The coronavirus pandemic has had a large impact on our daily life activities including our work, how we move from point A to point B, the time we spend in our homes and what we do recreationally. Physical activity is classified into four major domains: occupation, transportation, household and leisure-time; and all of these domains have also been directly impacted by COVID-19. Considering that exercise improves our mood and sleep, optimizes our immune system and can reduce stress and anxiety, it is now more important than ever to adhere to a physically active lifestyle. The most recent public health guidelines to control the spread of COVID-19 do not interfere with our ability to meet the ACSM-CDC physical activity guidelines.
To reduce the spread (or “flatten the curve”) of COVID-19 the federal government recommends the following:
- Wear a mask that covers your nose and mouth
- Stay six feet apart from others who don’t live with you
- Avoid crowds
- Avoid poorly ventilated indoor spaces
- Wash your hands often with soap and water; use hand sanitizer if soap and water aren’t available
The Physical Activity Guidelines for Americans provide a variety of recommendations for people of different ages and conditions. Briefly, children aged three to five years need physical activity throughout the day, every day, for growth and development. Children and adolescents aged six to 17 years need at least 60 minutes of moderate-to-vigorous intensity physical activity daily. Adults need 150 minutes a week of moderate-to-vigorous-intensity activity. Lastly, regardless of your age, some physical activity is better than none.
Is it possible to maintain a physically active lifestyle during the pandemic?
How can I incorporate enough physical activity to remain in optimal physical and mental health? How can I stay active if I am asked to work from home or remain socially distanced from others? These are very good questions, and the answers show that the sets of recommendations for physical activity and flattening the curve are not mutually exclusive. We can act consciously to reduce the spread of the virus that causes COVID-19, and we can maintain physical activity levels.
According to the CDC, “parks, trails and open spaces can provide opportunities for physical activity while also providing opportunities for a break, health and wellness.” Just because we are primarily working from home and limiting gatherings with other people does not mean we cannot visit parks and open spaces to engage in physical activity. Cities that have devoted funding to parks and outdoor recreation spaces can now reap the community health benefits of their investments.

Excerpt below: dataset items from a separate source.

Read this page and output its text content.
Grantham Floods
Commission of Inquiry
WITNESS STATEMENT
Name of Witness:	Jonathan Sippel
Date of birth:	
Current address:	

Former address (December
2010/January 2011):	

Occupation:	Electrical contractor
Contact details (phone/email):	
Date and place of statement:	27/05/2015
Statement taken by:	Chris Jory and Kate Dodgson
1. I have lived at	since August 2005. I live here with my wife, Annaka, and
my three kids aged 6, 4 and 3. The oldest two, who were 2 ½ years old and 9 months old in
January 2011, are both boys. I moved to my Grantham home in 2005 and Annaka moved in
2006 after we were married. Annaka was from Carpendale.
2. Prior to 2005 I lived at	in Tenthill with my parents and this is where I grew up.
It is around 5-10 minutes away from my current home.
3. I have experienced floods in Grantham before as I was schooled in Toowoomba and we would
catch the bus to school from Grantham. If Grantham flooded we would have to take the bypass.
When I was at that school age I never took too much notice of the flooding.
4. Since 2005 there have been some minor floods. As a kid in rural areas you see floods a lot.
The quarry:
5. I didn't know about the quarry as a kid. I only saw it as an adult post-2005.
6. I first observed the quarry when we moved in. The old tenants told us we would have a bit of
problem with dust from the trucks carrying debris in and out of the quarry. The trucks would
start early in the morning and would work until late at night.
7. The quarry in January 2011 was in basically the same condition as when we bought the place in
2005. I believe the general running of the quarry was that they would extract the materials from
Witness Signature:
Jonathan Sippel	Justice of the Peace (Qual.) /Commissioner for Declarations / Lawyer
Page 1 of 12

Suggestions on how to incorporate physical activity while simultaneously controlling the spread of COVID-19:
- Socially distance. Vigorous exercise will most likely require that you keep more than six feet of distance from another person. Consider an exercise routine that you can do at home e.g., treadmill, strength training, calisthenics, yoga, etc. that does not require exposing others to respiratory droplets or particles.
- Wear a mask. Sometimes it is uncomfortable to exercise while wearing a mask, but the key is to provide a physical barrier to prevent the spread of air droplets while exercising. Fortunately, the sports industry has created a variety of masks that have been produced exclusively for exercise that are comfortable, breathable and minimize the spread of the respiratory droplets. There are also other alternatives to masks such as running buffs/ gaiters. These garments are worn around the neck and can easily be pulled up and down. Whenever possible wear a mask or any barrier, especially when you are around other individuals.
- Outdoors is better than indoors. Parks, trails, lakes, or any open space is preferable over indoor settings. Walking and gardening continue to be the two most popular modes of physical activity among adults and do not require major planning or financial investments.
- Proper ventilation and adequate air filtration are key. According to the CDC, facilities should adjust the ventilation so that the maximum amount of fresh air is delivered to occupied spaces while maintaining the humidity at 40-60%. If possible, increase filter efficiency of heating, ventilation, and air conditioning (HVAC) units to highest functional level.
- Be a team of one. Choose activities that you can do on your own rather than team sports, especially with activities or sports that require close contact.
- Engage in active family play time. Any game that gets everyone up and moving counts.
- Move around your home. Catch up on current or outstanding household chores such as cleaning out the closet, organizing the garage or rearranging furniture, and remember, vacuuming is also a physical activity!
- Break up TV time. Make television watching more active by doing jumping jacks or push-ups during the commercials.
- Work (out) from home. Even though some jobs require spending hours in video conferences or writing, we can still incorporate some physical activity while being productive. First, use a stand-up desk – sitting too much was never a good idea. Second, have several small weights (5, 10 lbs. dumbbells) readily available – no one will see you lifting some light weights – just remember to place the camera above your shoulders. Third, consider adding an under-desk bike pedal exerciser and ride the wave to a healthy 2021!